I suppose I was in a mood for falling in love when I left for Oxford. My friend Kristine talks about “crowded rooms,” as in “one day you spot a stranger across a crowded room” and everything changes, and I thought this Oxford classroom might be a bit crowded in that sense of the word.

Plus, I suppose, as a single woman, there is always the expectation that if you are going to meet someone (not that you have to, but if you are going to, and it seems right somehow to imagine this happening in your life), it should be now, because time is getting on and all and now we are thirty-three (and who could have ever imagined that we would be thirty-three and single?).

And part of me believed in the mystical and mysterious—and wacky—just enough to think that, as an Austen devotee following in her steps, perhaps she would deign to craft a little romantic comedy of my own, in real life, from beyond the grave (which seems absolutely ridiculous on paper, but there it is).

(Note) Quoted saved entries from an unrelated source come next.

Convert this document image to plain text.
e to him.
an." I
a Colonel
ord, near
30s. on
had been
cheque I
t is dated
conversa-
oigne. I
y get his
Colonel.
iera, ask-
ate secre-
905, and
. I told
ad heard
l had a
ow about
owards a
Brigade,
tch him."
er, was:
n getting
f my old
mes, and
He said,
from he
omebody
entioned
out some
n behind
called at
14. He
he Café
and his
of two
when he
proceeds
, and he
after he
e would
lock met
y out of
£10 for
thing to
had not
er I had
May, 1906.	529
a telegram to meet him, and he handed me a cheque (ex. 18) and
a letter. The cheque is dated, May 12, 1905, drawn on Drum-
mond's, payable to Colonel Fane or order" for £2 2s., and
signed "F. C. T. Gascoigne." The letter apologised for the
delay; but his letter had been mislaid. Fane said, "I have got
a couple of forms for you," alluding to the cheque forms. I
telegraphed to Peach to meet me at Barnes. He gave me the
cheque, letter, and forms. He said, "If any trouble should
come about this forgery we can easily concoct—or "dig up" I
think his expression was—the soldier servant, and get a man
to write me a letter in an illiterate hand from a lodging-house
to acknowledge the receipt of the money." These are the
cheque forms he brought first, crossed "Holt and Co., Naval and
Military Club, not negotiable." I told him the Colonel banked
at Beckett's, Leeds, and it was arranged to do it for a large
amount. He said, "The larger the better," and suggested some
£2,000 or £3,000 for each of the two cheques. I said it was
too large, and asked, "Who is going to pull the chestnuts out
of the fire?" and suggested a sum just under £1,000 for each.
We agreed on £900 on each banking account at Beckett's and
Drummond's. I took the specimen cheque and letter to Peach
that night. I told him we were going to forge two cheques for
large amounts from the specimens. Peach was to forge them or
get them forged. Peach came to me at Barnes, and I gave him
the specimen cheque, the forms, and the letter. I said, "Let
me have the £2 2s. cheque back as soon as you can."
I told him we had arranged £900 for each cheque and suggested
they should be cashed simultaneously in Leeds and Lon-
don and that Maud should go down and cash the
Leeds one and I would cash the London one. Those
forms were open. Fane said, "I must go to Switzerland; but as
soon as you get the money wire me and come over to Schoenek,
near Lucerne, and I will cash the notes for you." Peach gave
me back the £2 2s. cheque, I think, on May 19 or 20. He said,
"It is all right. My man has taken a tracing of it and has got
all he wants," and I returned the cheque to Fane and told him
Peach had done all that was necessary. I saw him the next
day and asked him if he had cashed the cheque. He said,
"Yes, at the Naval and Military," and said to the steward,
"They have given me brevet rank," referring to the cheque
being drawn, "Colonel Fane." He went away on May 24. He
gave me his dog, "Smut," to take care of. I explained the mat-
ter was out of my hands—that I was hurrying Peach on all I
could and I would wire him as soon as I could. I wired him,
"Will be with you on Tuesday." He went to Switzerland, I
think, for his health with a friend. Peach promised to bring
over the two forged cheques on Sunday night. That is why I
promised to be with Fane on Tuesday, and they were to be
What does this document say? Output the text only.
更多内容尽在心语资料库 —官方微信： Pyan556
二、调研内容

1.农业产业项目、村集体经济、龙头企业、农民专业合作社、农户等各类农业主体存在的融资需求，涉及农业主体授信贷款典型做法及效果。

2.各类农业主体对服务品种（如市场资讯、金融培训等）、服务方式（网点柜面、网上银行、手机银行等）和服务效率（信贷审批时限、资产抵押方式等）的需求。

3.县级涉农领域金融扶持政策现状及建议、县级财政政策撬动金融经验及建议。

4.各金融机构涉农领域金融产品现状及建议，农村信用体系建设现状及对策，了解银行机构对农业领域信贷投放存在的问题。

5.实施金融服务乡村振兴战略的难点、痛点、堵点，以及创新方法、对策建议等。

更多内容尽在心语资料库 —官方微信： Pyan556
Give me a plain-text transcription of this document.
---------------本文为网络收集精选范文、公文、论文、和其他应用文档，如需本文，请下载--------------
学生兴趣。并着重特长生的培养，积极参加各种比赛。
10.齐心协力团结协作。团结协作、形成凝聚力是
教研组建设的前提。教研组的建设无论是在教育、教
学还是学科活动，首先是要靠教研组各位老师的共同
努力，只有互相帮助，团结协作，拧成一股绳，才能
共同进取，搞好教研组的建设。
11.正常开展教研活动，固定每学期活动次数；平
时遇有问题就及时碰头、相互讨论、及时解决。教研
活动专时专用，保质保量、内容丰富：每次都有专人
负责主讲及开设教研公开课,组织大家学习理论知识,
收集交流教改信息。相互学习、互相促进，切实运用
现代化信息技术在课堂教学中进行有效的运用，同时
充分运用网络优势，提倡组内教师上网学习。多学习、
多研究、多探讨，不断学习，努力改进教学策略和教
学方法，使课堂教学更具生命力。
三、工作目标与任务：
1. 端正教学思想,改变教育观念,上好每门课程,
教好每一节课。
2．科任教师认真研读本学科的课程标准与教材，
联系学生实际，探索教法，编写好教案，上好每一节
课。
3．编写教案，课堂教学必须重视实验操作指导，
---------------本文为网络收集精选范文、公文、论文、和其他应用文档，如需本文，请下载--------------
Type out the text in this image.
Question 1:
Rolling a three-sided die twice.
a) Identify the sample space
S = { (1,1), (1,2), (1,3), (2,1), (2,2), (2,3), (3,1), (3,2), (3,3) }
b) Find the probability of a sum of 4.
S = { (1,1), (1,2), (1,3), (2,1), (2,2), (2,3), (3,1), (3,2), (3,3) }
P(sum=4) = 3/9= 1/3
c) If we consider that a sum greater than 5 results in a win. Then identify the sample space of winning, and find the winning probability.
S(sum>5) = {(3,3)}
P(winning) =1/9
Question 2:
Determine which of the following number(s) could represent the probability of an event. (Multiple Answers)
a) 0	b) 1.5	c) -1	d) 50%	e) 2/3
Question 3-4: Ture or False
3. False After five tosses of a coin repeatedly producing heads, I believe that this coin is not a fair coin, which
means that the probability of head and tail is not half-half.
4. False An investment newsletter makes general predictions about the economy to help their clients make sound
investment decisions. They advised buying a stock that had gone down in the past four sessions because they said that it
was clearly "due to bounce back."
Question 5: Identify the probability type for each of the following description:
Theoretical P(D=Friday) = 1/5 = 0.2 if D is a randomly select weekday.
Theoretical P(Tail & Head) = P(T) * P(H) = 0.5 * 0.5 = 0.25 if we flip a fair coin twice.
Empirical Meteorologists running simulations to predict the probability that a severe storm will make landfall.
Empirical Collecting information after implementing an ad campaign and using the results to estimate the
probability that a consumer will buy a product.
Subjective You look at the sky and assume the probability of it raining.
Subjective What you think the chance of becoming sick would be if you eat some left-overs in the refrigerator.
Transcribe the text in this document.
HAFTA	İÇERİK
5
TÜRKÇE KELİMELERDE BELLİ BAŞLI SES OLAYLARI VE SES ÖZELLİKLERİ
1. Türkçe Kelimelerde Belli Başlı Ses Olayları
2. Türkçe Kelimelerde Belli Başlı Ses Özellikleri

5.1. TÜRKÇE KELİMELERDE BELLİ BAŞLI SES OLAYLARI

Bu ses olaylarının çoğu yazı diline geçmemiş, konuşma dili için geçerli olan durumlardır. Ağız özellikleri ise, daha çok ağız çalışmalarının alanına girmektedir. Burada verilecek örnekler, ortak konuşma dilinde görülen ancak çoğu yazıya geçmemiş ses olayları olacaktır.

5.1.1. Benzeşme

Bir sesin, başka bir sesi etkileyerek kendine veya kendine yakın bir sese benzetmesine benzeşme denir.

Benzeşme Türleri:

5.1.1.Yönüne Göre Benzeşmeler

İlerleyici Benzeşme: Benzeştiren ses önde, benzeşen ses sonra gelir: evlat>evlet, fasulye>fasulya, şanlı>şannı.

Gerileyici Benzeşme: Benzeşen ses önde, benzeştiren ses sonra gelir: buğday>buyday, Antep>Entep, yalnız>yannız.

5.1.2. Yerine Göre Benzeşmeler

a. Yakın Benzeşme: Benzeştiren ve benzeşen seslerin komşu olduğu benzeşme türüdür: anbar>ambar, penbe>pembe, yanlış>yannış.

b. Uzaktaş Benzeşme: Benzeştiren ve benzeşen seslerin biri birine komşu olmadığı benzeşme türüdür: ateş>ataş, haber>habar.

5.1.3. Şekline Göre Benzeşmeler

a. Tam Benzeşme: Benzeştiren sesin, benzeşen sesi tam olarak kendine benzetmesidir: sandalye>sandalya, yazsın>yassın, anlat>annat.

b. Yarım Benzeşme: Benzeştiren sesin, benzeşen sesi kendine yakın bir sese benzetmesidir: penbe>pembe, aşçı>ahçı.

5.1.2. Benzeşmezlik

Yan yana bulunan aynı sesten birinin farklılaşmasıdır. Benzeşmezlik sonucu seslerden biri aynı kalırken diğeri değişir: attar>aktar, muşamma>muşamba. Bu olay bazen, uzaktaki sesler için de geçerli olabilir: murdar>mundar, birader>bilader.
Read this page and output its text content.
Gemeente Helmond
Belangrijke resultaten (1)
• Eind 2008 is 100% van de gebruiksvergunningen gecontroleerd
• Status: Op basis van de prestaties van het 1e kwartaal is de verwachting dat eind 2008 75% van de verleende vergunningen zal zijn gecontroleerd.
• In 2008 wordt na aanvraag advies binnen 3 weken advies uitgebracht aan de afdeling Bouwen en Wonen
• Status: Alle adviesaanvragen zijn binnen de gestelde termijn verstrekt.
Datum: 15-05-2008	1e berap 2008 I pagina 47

Funny that these little thoughts we barely acknowledge become hopes or beliefs.

And then, of course, my friends were glad to help me ponder the possibility of whirlwind-British-summer-romance while acknowledging its complete innecessity to the outcome of the trip—but wouldn’t it be fabulous, if, you know, you never know when you might meet someone, and I was going to be in England after all—home of Colin Firth in all his shirt-dripping glory. (Except thanks to Bridget Jones we now know that Colin Firth actually lives in Rome, for all his traipsing about the English countryside in movies.)

All that justification to say that, when I left, I hoped for something, and tried to expect nothing.

There was one guy we knew of who seemed acceptably interesting, if American, who was planning to be in Oxford the same week I was, at a program that sounded remarkably similar to the program I had signed up for. He was a friend of Matt’s girlfriend, and Matt is a very good friend of my very good friend Jordan (which sounds confusing but really this connection was simpler than it sounds). Jordan was going to a party at Matt’s, she mentioned that I was getting ready to leave for Oxford, he remembered Jill’s friend… and thus the plotting began.

What we heard from Matt was that this guy, Frederick Kent was his name, was a lawyer (smart!) and very orthodox. That combination among the single Christian population is, as we have established, a bit difficult to find. And he was going to be in Oxford, so he must have some sense of adventure, right? And I determined that he would be good looking, although Matt gave us frustratingly little information about his appearance.

So as I packed I wondered exactly what Frederick Kent might be like, and just how much potential he might have. And when my father dropped me off at the airport at an insanely early hour for my 8:10 AM international flight, I wandered through the airport picking out guys—the incredibly good-looking guy I would never have a chance with, the business traveler with a big belly, the Buddhist monk, the devout Muslim with his wife and children, the gawky teenager with his MP3 player—looking at them and thinking, “Ah, Frederick Kent!” and having a little laugh at their expense (or perhaps my own).